After out with Beth to Ninth Avenue

Beth. Beth, in the Vancouver Airport, that Beth. Hal remembered her like a splash of frozen memory: cropped hair, tall, dark blond, it must have been the mid-nineties, 1994, ’95 and he bought her a latte … she was a volunteer driver at the Vancouver Writers Festival. She had picked him up at the hotel in lots of time to catch his flight back to Edmonton and said she had time for coffee, Joy Kogawa’s plane from Toronto wouldn’t be in for an hour.

Hal told her, “Joy was in Grade Seven with me, my school.”

“Really!”

“Taber, Alberta, and kids and sugar beets, that irrigation slogging, her first novel,
Obasan
, it’s superb at describing that mind-breaking labour.”

“Did you do it too, hoe beets?”

“All Japanese and Mennonite kids did, that was South Alberta after the war.”

“Why didn’t they ask you to have a conversation with her too, here at the festival? Not just Clark Blaise?”

“Hey, that’s a great idea—World War Two: the Vancouver expropriation and prairie exile of Japanese
Canadians—let’s pick up Joy and go back and tell them!” But then, abruptly, she stopped laughing with him. He looked up; she was staring beyond him, her grey eyes fixed as if something was there, coming. She said, deliberately,

“I used to live in Edmonton. I knew your son.”

She had picked him up at the airport two days before, and he had noticed her in the festival hotel, checking tickets at the door for some events. Then she was in the audience, front row, for his “A Conversation with Clark Blaise” and in the van returning to the airport she had talked about nothing but that: “I liked the way you pushed him about ‘beginnings,’ that was so strong, his ‘beginnings’ comments.”

“You really feel I pushed him?”

“You were very good, evocative, when he said, ‘To begin, to begin, the first paragraph of a story is an act of faith,’ and you pushed him and he’s so quick: ‘It’s in the nature of story, story seeks its beginning like the drop of the baton seeks the first chord in the symphony—’ ”

“You knew him, Gabriel?”

“Yes.”

“When?”

“Working at National Film Theatre.”

“You weren’t at the funeral.”

“No …”

“Half a dozen NFTers came, they signed the …”

“I couldn’t come.”

“You just got drunk.”

“How do you know that?”

“Guess … easy oblivion.”

“Yes.

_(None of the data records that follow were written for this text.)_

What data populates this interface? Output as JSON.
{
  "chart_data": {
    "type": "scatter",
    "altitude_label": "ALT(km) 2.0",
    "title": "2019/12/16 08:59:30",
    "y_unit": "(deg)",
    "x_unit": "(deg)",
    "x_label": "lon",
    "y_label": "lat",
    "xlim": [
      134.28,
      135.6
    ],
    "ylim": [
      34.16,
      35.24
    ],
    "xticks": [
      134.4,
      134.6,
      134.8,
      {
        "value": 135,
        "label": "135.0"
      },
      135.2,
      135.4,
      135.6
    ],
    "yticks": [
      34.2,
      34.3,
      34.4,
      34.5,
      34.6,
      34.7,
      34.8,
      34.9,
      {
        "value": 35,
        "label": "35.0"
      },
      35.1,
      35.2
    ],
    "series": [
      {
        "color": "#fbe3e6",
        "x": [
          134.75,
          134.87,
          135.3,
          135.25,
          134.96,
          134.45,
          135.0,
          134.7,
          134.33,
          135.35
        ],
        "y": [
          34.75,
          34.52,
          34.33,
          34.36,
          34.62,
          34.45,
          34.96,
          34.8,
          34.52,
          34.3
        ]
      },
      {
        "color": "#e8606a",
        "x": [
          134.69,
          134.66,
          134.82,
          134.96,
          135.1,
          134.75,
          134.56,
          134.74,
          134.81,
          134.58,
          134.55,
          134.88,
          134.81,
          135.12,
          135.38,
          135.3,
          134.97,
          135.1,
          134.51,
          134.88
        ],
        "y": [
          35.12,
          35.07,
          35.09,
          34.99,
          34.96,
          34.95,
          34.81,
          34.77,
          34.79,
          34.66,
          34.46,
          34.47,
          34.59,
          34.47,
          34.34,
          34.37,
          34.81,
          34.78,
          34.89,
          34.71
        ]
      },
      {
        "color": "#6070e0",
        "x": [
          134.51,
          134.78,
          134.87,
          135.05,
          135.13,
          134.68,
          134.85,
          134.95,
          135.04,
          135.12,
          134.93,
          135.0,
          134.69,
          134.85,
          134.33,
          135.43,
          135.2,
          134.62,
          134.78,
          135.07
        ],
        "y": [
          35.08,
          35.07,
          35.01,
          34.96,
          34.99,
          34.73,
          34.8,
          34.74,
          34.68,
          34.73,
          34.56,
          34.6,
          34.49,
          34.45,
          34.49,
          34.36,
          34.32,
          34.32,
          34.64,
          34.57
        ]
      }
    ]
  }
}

Gabriel never was—he drank but he was never really drunk.”

“You sure?”

“Not that I saw, not the eight months I knew him, not …”

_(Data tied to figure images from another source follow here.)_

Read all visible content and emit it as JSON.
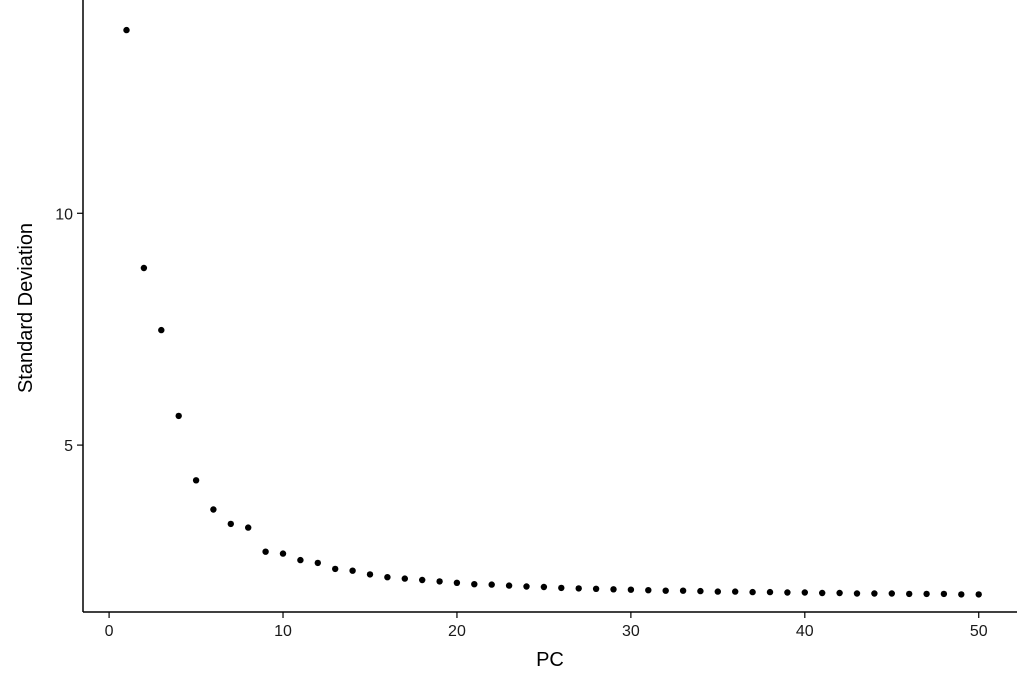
{
  "chart_data": {
    "type": "scatter",
    "title": "",
    "xlabel": "PC",
    "ylabel": "Standard Deviation",
    "xlim": [
      -1.5,
      52.2
    ],
    "ylim": [
      1.4,
      14.6
    ],
    "x_ticks": [
      0,
      10,
      20,
      30,
      40,
      50
    ],
    "y_ticks": [
      5,
      10
    ],
    "grid": false,
    "legend": "none",
    "point_color": "#000000",
    "series": [
      {
        "x": [
          1,
          2,
          3,
          4,
          5,
          6,
          7,
          8,
          9,
          10,
          11,
          12,
          13,
          14,
          15,
          16,
          17,
          18,
          19,
          20,
          21,
          22,
          23,
          24,
          25,
          26,
          27,
          28,
          29,
          30,
          31,
          32,
          33,
          34,
          35,
          36,
          37,
          38,
          39,
          40,
          41,
          42,
          43,
          44,
          45,
          46,
          47,
          48,
          49,
          50
        ],
        "y": [
          13.95,
          8.82,
          7.48,
          5.63,
          4.24,
          3.61,
          3.3,
          3.22,
          2.7,
          2.66,
          2.52,
          2.46,
          2.33,
          2.29,
          2.21,
          2.15,
          2.12,
          2.09,
          2.06,
          2.03,
          2.0,
          1.99,
          1.97,
          1.95,
          1.94,
          1.92,
          1.91,
          1.9,
          1.89,
          1.88,
          1.87,
          1.86,
          1.86,
          1.85,
          1.84,
          1.84,
          1.83,
          1.83,
          1.82,
          1.82,
          1.81,
          1.81,
          1.8,
          1.8,
          1.8,
          1.79,
          1.79,
          1.79,
          1.78,
          1.78
        ]
      }
    ]
  }
}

What could Hal remember? Surrounded in his basement by notebooks and paper, holding in his hands the 1985 diary with those suddenly pale blue words rolled across the last line of March Wednesday 13:

To b&w
Cul-de-sac
        After out with Beth to Ninth Avenue

A class restaurant, a neurotic Polanski film. Hal clutched his head: my memory, my memory’s so overloaded it’s … that latte, those airport lattes … I drank them then, all the time, but this … the old Vancouver Airport … my memory is inventing …

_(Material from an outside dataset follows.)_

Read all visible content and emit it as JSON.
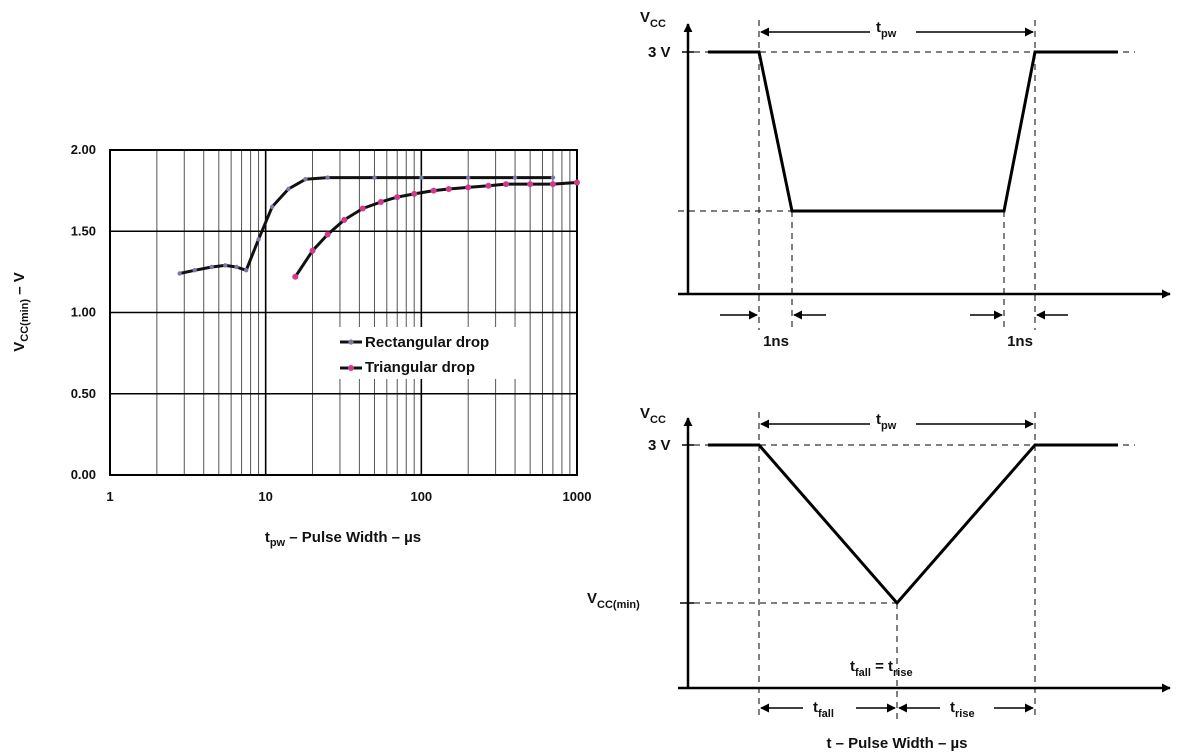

Gabriel wrote all his ’85 diary in black, why this single line return to blue? Hal tried to calm himself, to organize his thinking into discrete areas, complete one single thought, follow it through—how often does Gabe name Beth? In the diary, he must look through all the NFT days again, and also after he was laid off, was there any Beth after, when was it, May, when he turned in—Yes! May Friday 17:

Phone NFT office, bring them the keys

out with Beth, Ross, Jack

In blue pen. But also two guys. Was it inside Vancouver Airport she confessed she knew Gabriel? At a coffee table,
where surely they sat face to face? Didn’t she say it driving, where the traffic would allow him no more than her profile? Her handsome face—not beautiful but character handsome, certainly older than Gabe, early forties by ‘94, such a face chiselled from marble—and the same stab of sudden rage, he knew that! hit him: why didn’t she seduce Gabe? Her body, her powerful character could surely have overrun that fixation on an avoiding child, soak him in pleasure, let your body roll and stop torturing yourself, stop fumbling around that confused kid you never see anyway except in some crowd, embrace this, now, and whenever that girl grows mature enough to respond—accept or reject or play, whatever—well then that will be—Beth, why didn’t you!